His disbelief gets under my skin. Is he playing some sort of game? I play a different hand.
“What about growing up in the Bleeker home?” I haven’t used this name yet and want to see how he reacts. “Maybe we can start there. Did they have people over for the holidays?”
“My uncle is a bit of a loner. Maybe an introvert. Very smart guy. He writes technical manuals, plus he’s published a few of his own books. And my aunt was a college professor. She worked almost right up until she died.”
Michael’s answer seems genuine. And the depiction of his aunt reminds me of Rebecca Mooney for a moment, looking dark and desiccated in her bed, the rain spitting against the windows.

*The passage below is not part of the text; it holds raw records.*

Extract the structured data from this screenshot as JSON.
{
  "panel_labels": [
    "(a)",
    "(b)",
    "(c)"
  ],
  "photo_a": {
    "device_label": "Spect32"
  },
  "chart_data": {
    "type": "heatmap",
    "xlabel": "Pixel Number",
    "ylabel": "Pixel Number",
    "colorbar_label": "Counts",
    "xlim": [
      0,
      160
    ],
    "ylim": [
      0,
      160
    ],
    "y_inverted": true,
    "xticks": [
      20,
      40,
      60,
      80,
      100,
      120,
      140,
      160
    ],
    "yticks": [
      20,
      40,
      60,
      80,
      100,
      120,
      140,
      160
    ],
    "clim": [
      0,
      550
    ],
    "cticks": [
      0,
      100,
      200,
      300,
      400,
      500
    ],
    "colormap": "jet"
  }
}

I ask, “And how was it having a sister? Do you still keep in touch with Candace?” It’s another dig for information.
“Not really. When Aunt Alice died, it kind of broke up the family.”
“I’m sorry. The whole thing is very sad.” I’m sliding back toward sympathy. Michael once again seems guileless. A man who’s grown up in the long shadow of a terrible family tragedy.
But it could all be a trick. I need to keep reminding myself of that.
“We saw each other through the funeral and everything,” he says, meaning Candace. “I’d been at Colgate for a year. I mean, we talk every once in a while . . .”
“She has a husband?”
“Yeah. Greg. He has a trucking company or something.”
It checks out with what I already know.
But there are things Michael doesn’t know. And so I tell him about visiting his Uncle Arnold, and how Candace showed up, and that her husband Greg grabbed me. How they thought I was harassing their father.
Michael absorbs it all, at first looking shocked, but recovering quickly. “Yeah, she’s a little high strung. A little fussy. She used to clean all those pigs her mother collected, dust them all off. Pigs everywhere in that house. So . . . you were checking up on me, huh?” A smile edges his mouth.
“I was. I’m probably still checking up on you. This isn’t therapy. Not in any clinical sense.”